In life, a Tardigrade can project it’s avatar a great distance. In might-as-well-be-death Jackboot served as a conduit, a transmitter, an on-ramp. And that amalgam, that vile alloy of Tardigrade and Locust did land on Earth and take the form of a good and decent being, their exact opposite: a dead industrial bot named Jacob.
*
MICHIGAN
*
Jonah falls into the sleep that shouldn’t come. He’s fed, rested, caffeinated and awed as ever by the woo woo. Jack sits guard over sleeping Dee, and Jonah sits vigil at her feet. Slumber does sneak up to beguile big man like a club to the head. The buzz hum of the machine that shouldn’t work and the static-blanket tingle of the field of strange. Odd at first, then oddly comforting. Jonah dreams, no lived-through shit or clacking machine symbolism this time, just this: the meta-dream of preparation to climb into a too-big bed with a cat in it to meet the “deep, restful sleep” he’s chased most of his life. After, nothing but a cat’s purr that says nothing but everything to him about the rest of his days.
Jonah wakes to Jack, inches from his face. There’s fear. He’s wondering if she has a knife, and if the wild woman watched him sleep.

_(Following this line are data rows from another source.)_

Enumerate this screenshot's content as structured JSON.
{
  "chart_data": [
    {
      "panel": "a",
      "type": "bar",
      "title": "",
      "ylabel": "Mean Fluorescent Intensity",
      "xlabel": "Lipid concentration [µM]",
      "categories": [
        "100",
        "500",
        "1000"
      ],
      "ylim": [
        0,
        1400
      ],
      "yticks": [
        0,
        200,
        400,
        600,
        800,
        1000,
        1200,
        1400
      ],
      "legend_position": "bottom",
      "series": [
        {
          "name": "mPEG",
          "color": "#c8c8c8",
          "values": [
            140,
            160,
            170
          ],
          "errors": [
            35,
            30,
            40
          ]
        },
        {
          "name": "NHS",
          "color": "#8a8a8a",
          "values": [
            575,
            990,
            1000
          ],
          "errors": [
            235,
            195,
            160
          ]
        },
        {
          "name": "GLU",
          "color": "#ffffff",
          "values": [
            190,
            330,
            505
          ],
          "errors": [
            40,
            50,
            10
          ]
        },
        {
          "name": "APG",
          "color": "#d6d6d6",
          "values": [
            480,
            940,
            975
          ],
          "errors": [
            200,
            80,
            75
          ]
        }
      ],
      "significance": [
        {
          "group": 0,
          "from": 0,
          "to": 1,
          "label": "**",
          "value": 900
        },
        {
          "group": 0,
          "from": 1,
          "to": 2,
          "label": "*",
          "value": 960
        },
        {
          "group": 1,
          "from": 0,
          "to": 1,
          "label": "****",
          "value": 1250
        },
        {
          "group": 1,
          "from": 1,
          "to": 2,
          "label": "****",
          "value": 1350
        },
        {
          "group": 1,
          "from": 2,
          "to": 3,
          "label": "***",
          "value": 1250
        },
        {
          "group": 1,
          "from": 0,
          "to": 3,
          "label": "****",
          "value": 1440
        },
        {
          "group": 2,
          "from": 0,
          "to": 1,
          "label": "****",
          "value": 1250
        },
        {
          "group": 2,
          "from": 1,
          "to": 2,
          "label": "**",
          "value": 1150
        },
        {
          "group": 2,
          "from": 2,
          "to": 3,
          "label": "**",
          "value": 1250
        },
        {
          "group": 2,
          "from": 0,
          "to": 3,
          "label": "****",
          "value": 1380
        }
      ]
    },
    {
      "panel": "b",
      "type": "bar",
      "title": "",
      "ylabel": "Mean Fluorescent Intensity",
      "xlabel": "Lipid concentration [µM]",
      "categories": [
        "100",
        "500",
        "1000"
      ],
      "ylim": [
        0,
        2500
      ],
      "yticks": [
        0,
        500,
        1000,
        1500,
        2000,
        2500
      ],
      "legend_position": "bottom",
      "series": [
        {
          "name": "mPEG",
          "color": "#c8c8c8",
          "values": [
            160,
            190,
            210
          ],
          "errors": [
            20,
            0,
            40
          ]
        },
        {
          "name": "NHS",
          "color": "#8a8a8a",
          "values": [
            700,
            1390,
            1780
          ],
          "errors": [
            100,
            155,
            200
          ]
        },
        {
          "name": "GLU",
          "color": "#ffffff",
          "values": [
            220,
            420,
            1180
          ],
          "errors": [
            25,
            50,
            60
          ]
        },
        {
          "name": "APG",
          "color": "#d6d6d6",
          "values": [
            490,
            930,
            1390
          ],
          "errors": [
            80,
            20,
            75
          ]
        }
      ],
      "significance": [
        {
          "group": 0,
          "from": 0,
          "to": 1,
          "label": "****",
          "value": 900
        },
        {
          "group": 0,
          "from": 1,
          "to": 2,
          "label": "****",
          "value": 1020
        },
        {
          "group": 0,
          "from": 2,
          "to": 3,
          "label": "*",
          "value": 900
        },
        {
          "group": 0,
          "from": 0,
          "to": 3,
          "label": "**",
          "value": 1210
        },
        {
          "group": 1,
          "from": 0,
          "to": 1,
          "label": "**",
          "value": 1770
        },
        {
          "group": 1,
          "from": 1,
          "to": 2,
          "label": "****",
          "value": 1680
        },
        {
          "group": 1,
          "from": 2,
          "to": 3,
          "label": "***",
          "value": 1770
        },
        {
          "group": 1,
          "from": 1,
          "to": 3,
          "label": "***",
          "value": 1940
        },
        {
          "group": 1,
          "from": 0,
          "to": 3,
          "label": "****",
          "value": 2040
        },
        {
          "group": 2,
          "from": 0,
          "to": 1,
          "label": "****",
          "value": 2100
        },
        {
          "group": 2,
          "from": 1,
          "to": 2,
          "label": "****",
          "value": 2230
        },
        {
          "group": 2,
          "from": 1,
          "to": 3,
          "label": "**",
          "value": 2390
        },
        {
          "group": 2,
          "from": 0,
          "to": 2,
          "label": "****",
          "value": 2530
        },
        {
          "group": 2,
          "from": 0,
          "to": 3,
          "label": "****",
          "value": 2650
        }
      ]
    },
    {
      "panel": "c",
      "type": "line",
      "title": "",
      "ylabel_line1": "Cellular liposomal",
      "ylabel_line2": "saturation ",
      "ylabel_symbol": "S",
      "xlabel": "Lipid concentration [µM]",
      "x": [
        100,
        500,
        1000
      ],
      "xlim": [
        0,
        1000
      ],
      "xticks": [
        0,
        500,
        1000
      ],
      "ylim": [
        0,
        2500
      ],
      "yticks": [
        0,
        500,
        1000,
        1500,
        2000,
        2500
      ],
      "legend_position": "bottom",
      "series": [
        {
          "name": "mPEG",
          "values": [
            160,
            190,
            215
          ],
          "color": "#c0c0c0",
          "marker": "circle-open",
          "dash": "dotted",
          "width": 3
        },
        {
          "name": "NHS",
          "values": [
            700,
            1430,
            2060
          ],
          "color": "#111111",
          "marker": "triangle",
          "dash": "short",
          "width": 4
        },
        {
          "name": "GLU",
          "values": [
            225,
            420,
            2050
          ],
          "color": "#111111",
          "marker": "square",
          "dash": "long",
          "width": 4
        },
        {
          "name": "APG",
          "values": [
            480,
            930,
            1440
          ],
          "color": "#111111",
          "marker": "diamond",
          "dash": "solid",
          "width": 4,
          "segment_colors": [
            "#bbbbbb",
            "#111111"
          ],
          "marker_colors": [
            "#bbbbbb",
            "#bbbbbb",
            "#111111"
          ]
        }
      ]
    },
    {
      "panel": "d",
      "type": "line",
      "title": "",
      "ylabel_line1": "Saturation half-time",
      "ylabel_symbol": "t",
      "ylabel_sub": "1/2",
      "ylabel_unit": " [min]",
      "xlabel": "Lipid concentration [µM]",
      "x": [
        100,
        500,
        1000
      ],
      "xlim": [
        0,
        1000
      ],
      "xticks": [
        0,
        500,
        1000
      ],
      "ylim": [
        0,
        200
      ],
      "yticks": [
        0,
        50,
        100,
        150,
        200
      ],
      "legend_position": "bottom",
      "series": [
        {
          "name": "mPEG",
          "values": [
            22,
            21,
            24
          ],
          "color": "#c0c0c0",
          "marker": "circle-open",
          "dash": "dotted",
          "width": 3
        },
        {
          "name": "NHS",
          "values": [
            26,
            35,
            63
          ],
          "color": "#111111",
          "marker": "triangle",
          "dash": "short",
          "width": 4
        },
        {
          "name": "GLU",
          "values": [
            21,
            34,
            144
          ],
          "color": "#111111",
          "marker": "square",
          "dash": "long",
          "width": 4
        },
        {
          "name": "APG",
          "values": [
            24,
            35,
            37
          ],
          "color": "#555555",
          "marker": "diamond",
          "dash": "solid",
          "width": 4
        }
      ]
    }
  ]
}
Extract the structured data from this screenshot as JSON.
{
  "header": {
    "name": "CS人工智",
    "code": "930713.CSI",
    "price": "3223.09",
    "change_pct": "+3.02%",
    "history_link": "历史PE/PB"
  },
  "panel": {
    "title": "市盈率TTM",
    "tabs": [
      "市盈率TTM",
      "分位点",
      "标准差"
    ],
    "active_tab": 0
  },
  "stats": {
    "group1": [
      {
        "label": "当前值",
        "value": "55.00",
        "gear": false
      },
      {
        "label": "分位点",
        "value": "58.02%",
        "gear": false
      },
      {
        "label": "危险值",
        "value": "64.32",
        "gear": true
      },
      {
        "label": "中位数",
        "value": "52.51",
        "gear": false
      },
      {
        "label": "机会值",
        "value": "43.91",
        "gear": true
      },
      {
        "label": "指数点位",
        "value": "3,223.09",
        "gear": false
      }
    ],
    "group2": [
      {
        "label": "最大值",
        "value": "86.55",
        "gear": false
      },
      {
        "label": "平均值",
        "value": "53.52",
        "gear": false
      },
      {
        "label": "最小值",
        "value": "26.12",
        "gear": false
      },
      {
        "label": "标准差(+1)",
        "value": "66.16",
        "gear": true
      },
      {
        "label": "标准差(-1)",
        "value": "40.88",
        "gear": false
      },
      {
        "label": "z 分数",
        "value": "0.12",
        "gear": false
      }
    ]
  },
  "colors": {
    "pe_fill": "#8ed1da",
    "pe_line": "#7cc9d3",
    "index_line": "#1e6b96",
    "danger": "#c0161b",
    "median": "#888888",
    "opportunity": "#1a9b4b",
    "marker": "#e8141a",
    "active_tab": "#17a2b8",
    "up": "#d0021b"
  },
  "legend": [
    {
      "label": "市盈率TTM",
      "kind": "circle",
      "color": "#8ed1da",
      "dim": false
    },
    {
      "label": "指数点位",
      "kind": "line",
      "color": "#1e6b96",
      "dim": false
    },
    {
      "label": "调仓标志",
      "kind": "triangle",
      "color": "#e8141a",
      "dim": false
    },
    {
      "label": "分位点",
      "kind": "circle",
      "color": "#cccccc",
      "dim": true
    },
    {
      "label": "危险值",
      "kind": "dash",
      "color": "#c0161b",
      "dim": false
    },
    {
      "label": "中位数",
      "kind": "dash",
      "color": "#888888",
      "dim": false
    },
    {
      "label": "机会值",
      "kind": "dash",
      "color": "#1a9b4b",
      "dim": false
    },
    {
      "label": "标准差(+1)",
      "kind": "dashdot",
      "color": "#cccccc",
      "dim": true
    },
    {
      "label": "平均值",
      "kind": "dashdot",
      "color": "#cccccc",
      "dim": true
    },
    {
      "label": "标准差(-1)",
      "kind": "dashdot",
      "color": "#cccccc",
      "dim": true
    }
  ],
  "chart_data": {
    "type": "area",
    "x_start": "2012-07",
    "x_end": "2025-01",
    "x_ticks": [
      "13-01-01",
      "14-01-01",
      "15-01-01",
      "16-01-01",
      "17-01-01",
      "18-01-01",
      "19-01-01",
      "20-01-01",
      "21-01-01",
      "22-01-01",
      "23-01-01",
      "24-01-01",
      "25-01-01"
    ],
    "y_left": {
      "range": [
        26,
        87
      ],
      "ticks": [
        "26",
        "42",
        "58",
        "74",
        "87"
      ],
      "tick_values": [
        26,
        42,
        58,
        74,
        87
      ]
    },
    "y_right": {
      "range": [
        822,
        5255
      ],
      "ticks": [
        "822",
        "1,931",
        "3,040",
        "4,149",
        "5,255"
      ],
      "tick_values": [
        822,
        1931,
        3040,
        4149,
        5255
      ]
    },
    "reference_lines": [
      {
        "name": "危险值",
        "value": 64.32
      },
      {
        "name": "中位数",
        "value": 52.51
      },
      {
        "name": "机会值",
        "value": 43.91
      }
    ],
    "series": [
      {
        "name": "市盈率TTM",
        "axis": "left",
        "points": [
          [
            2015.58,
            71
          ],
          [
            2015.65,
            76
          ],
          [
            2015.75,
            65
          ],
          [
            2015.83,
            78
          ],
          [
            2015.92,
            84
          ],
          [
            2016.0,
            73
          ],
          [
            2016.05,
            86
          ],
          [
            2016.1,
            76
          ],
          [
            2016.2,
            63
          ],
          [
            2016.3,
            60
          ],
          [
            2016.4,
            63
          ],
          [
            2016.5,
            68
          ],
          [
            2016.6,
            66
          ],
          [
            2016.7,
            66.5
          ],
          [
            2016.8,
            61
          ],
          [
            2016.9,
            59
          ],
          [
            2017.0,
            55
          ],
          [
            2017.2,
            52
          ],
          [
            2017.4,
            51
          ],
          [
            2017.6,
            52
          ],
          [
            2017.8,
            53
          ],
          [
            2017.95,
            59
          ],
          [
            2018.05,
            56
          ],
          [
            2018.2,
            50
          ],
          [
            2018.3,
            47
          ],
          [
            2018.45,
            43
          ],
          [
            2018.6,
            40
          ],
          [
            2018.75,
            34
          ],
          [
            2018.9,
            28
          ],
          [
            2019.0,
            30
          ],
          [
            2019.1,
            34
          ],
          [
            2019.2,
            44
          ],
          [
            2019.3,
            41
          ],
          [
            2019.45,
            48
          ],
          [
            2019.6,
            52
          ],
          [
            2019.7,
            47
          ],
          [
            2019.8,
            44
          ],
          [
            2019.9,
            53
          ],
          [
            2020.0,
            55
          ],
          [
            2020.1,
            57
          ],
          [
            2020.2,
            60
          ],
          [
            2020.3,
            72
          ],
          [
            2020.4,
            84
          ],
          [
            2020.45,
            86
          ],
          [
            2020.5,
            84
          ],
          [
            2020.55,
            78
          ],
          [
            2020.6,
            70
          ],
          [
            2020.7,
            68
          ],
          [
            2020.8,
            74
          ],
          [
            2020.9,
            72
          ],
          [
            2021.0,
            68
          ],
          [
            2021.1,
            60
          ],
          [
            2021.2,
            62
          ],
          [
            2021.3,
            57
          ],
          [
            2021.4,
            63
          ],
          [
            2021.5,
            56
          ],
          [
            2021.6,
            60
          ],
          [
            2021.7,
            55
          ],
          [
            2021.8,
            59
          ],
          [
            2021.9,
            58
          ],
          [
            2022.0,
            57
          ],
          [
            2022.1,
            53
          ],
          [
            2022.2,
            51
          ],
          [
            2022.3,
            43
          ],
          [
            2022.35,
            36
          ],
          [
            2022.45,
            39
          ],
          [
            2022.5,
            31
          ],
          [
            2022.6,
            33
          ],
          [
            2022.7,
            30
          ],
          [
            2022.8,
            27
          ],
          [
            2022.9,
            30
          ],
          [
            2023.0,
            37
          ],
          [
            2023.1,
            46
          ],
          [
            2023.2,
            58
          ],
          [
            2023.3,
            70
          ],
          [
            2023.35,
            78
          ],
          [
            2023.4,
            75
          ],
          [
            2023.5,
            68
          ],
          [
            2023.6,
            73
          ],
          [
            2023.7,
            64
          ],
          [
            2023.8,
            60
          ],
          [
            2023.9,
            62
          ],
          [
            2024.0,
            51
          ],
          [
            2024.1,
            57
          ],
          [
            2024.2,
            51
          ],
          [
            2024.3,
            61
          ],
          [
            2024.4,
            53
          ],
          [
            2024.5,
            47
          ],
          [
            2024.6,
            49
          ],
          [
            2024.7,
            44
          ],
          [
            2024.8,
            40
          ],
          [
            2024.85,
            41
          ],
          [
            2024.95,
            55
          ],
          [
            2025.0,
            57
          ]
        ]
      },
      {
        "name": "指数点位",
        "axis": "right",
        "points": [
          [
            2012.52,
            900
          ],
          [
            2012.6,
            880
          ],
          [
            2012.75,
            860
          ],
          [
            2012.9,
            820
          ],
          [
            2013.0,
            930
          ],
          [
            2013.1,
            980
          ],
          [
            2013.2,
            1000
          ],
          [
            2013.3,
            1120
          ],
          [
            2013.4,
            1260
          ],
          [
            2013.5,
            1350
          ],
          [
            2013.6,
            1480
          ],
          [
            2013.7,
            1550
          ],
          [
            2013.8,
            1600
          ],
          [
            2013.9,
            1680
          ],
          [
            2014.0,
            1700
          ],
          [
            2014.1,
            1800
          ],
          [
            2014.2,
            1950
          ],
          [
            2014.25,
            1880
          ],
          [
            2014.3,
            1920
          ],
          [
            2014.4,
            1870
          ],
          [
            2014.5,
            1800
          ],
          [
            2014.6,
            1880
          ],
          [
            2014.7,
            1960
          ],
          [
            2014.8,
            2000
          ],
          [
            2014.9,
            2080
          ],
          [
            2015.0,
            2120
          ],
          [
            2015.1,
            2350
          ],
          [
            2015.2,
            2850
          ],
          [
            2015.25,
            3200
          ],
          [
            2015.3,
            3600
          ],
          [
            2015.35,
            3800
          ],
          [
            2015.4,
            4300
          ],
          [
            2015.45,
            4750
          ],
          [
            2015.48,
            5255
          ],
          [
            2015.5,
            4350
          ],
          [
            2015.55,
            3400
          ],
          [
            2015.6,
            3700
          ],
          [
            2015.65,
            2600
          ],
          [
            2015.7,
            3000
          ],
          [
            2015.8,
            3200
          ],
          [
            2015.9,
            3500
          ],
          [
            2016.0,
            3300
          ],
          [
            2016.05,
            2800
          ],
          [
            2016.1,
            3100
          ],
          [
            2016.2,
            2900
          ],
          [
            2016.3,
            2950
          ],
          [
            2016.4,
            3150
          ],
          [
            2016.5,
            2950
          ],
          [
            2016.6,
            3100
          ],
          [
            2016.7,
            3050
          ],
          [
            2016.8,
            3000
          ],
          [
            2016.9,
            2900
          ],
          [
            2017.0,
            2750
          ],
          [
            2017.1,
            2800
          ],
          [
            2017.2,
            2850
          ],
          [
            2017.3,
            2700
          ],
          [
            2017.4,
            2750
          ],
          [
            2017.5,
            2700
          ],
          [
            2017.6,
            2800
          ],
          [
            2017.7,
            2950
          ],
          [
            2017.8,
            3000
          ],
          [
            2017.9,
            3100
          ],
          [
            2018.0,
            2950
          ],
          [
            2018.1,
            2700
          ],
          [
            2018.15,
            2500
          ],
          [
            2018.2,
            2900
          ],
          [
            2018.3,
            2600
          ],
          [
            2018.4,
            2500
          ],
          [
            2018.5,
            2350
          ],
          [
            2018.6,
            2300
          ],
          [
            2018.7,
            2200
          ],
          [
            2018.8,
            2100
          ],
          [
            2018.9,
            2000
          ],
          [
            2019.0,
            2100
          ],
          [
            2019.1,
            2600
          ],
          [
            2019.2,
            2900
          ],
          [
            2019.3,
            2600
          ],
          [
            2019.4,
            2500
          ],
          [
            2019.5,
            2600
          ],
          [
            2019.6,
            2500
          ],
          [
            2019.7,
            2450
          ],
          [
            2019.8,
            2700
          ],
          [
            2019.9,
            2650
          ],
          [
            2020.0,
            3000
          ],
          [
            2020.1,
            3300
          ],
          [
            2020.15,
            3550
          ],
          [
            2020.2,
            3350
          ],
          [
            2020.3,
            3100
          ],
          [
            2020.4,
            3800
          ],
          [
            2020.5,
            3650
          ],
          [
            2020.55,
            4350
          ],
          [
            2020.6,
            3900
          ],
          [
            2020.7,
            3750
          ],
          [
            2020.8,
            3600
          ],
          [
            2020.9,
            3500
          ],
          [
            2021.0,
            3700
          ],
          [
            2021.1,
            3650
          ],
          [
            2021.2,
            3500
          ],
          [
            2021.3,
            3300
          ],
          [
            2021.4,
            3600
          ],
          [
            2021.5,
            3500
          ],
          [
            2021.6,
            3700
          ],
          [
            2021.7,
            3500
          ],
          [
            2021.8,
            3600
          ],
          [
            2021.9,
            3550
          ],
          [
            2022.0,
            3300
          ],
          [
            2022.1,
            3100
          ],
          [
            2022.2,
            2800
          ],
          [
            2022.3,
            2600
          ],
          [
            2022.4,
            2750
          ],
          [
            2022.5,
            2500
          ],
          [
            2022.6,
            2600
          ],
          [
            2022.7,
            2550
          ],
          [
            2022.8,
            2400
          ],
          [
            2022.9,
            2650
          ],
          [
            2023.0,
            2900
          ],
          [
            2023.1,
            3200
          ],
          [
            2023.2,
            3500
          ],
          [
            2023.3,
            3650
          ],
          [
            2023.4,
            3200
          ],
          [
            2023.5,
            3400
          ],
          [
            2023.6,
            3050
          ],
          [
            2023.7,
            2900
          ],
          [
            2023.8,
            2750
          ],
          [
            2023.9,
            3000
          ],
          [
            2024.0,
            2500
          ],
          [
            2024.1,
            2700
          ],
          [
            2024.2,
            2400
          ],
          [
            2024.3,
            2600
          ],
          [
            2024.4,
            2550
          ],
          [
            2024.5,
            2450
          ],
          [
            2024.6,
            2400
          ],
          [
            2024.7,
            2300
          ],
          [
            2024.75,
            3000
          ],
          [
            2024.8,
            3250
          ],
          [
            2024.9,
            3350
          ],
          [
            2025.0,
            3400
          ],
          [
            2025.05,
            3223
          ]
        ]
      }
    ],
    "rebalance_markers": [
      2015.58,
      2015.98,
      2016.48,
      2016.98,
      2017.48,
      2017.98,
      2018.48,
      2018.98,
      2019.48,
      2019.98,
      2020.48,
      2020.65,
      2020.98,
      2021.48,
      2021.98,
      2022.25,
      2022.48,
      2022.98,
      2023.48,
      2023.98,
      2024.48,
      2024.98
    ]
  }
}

“Oh, you beautiful man, you may kiss me if you wish.” Maybe if you take the beard off? “Never. That’s what you’re after. My whimsy.” Jack nods to herself as if all things suddenly make sense, leans back in–too close. “From the moment you set eyes on me you’ve been after my whimsy. It would never work.” What? “This, this thing between us, Jonah. You beautiful dummy. Catch up. Us. We can never be a thing. Anymore.” Ok. “You might have to fight, Jonah.” I didn’t kiss you, so you wanna fight me? “No silly man. Let me go. Be free. In the days or hours or moments to come you may be called upon to guard the guardian. You’re gonna have to fight, big boy.” Please do not call me that.
*
Dee’s body is in the dream. Her mind is moving mighty things like pieces on a chess board. Barrage Balloons, every last Mothership on Earth (that can) does. The Shultz-Warren hum-hiss on every city-block-sized monster turns into the dread-hum of full power. Everywhere the Earth shakes beneath the things flying in formation en masse for the first time since First Contact and the Great Re-Deployment. Every DMZ the Guardian loomed over and every “low place” Dolores protected is abandoned to the violence she kept at bay. But the people are safe. Gone. Not disappeared or razed or harried or driven but evacuated-elsewhere to other squats in a constellation of low-places linked by Marginalia and protected by the Guardian, Dolores.
*
NEW YORK
*
Dolores digitally barges into a (relatively) discreet meeting at the UN. “Security Concerns” after the attempt on the Guardian’s life seem to have disappeared, and a series of meetings and addresses to the General Assembly seem to have continued without her, without any formal effort to notify her.
Her ships and weapons are ageing, but the Guardian can-and-does walk through all digital security like it’s not there. There is the sound of a great gong being struck from the Dolores-compromised PA system in the great hall you’ve seen on tee-vee. The sound shakes everyone present to the bone, and there’s the big lady on screen flanking the austere-opulence of the podium. There, Dolores appears projected from the floor and ceiling as a hologram. Her light engulfs the autocrat whose mic she cut, whose rant she ended.
If she were there in person, she’d throw a chair. If the room had a turnbuckle, she’d have leapt from it with a flying elbow. Instead, she clears her throat: “You mother fuckers blew me up and then had a little meeting without me.”